В «Одиссее» читаем (в переводе В. Жуковского):
В русской литературе о красоте и глубокой человечности греческого эпоса, взрастившего гуманистическое греческое искусство, пожалуй, лучше всего сказано в предисловии Гнедича к его знаменитому переводу «Илиады»: «Надобно переселиться в век Гомера, сделаться его современником, жить с героями, чтобы хорошо понимать их. Тогда Ахиллес, который на лире воспевает героев и сам жарит баранов, который свирепствует над мертвым Гектором и отцу его, Приаму, так великодушно предлагает и вечерю и ночлег у себя в куще, не покажется нам лицом фантастическим, воображением преувеличенным, но действительным сыном, совершенным представителем великих веков героических, когда воля и сила человечества развивались со всей свободою... Тогда мир, за три тысячи лет существовавший, не будет для нас мертвым и чуждым во всех отношениях: ибо сердце человеческое не умирает и не изменяется, ибо сердце не принадлежит ни нации, ни стране, но всем общее; оно и прежде билось теми же чувствами, кипело теми же страстями и говорило тем же языком. В образе повествования гений Гомеров подобен счастливому небу Греции, вечно ясному и спокойному Обымая небо и землю, он в высочайшем парении сохраняет важное спокойствие, подобно орлу, который, плавая в высотах поднебесных, часто кажется неподвижным на воздухе... Гений Гомеров подобен океану, который приемлет в себе все реки. Сколько задумчивых элегий, веселых идиллий смешано с грозными трагическими картинами эпопеи. Картины сии чудны своей жизнью... Это волшебство производит простота и сила рассказа...»
Это же волшебство, эта же сила и мудрая простота отличают великие творения греческого изобразительного искусства.
Архаика.
Греческое искусство родилось в слиянии трех очень различных культурных потоков:
эгейского, по-видимому еще сохранявшего жизненную силу в Малой Азии, и чье легкое дыхание отвечало душевным потребностям древнего эллина во все периоды его развития;
дорийского, завоевательного (порожденного волной северного дорийского нашествия), склонного внести строгий корректив в художественный стиль, возникший на Крите, умерить вольную фантазию и безудержный динамизм критского декоративного узора (уже сильно упрощенного в Микенах) простейшей геометрической схематизацией, упрямой, жесткой и властной;
восточного, донесшего в юную Элладу, как уже перед этим на Крит, образцы художественного творчества Египта и Месопотамии, законченную конкретность пластических и живописных форм, свое замечательное изобразительное и декоративное мастерство.

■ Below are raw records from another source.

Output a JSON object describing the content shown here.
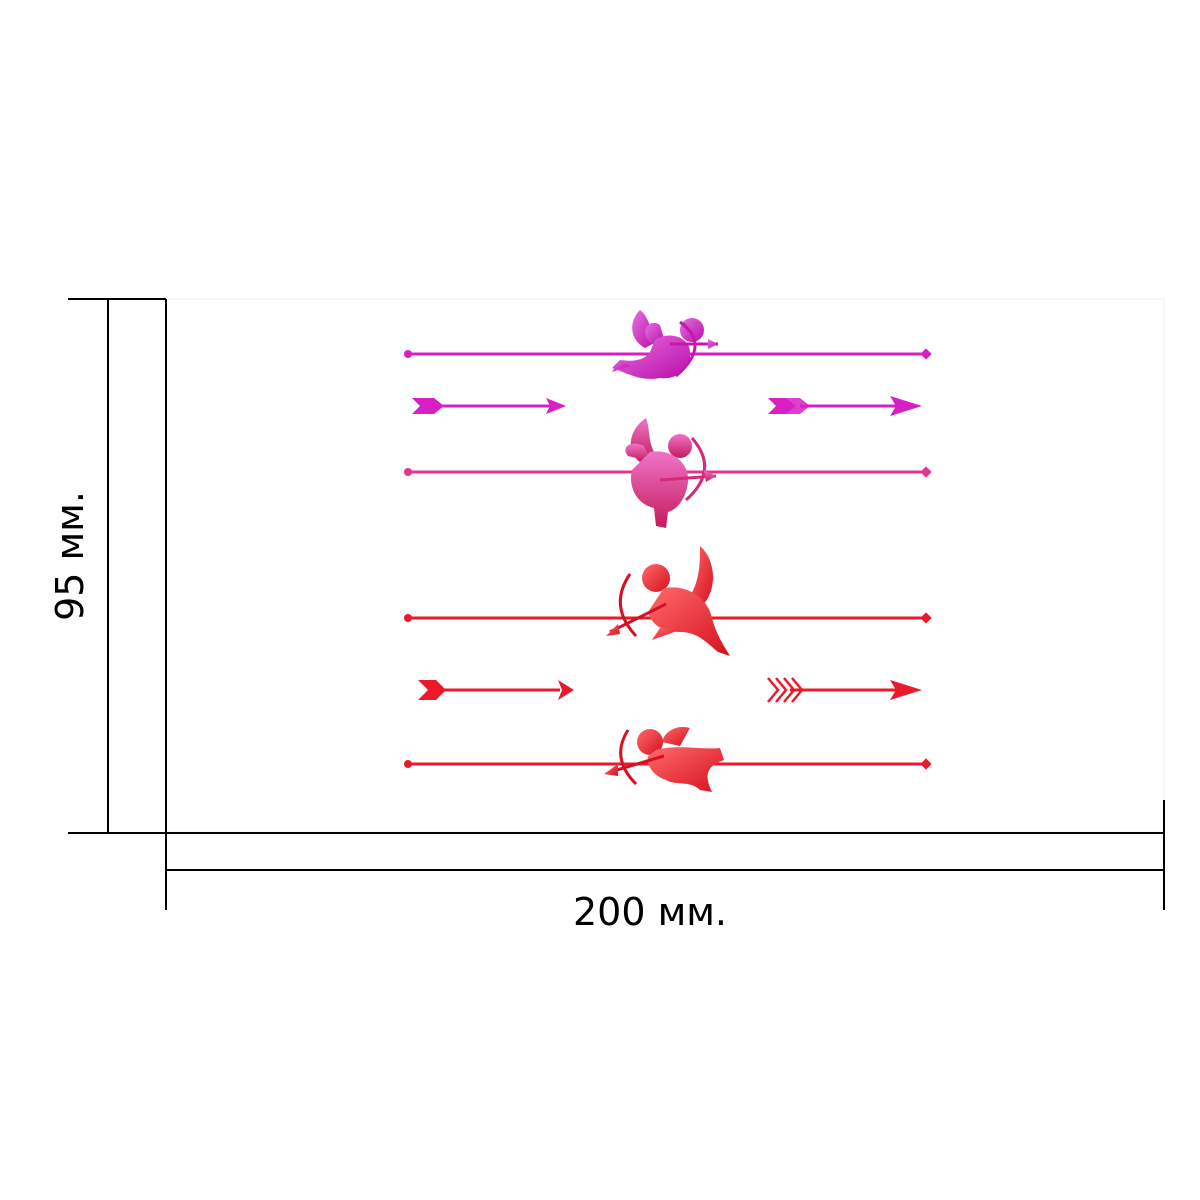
{
  "dimensions": {
    "width_label": "200 мм.",
    "height_label": "95 мм."
  },
  "design": {
    "motif": "cupid-with-bow",
    "colors": {
      "magenta": "#d81fc4",
      "pink": "#e4358f",
      "red": "#ea1a2b",
      "dimension_lines": "#000000",
      "sticker_border": "#e6e8f0"
    },
    "rows": [
      {
        "kind": "line-with-cupid",
        "color": "magenta",
        "cupid_icon": "cupid-aiming-right-icon"
      },
      {
        "kind": "arrow-pair",
        "color": "magenta"
      },
      {
        "kind": "line-with-cupid",
        "color": "pink",
        "cupid_icon": "cupid-aiming-right-icon"
      },
      {
        "kind": "line-with-cupid",
        "color": "red",
        "cupid_icon": "cupid-aiming-left-icon"
      },
      {
        "kind": "arrow-pair",
        "color": "red"
      },
      {
        "kind": "line-with-cupid",
        "color": "red",
        "cupid_icon": "cupid-aiming-left-icon"
      }
    ]
  }
}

Однако одного слияния этих трех потоков не было бы достаточно для появления подлинно нового и великого искусства.
...Ни пустынь, ни степей. Ничего бескрайнего, кроме голубого, спокойного неба. Земля, в которую то тут, то там широко врезывается море. И кажется, что до него всюду близко. А там, на море, столько островов, что нигде не теряешь сушу из виду.
Прозрачный воздух и льющийся с высоты вое пронизывающий и все озаряющий свет. Так что даже в полумраке кипарисовой рощи проглядывает сияющая лазурь неба и моря. Заливы, окаймленные мерными ступенями гор, наподобие амфитеатра. Четкий, как бы естественно упорядоченный пейзаж, точно ограниченный скалами или серебристым потоком. Достаточно открыть глаза, чтобы насладиться этим пейзажем как картиной, созданной и обрамленной самой природой.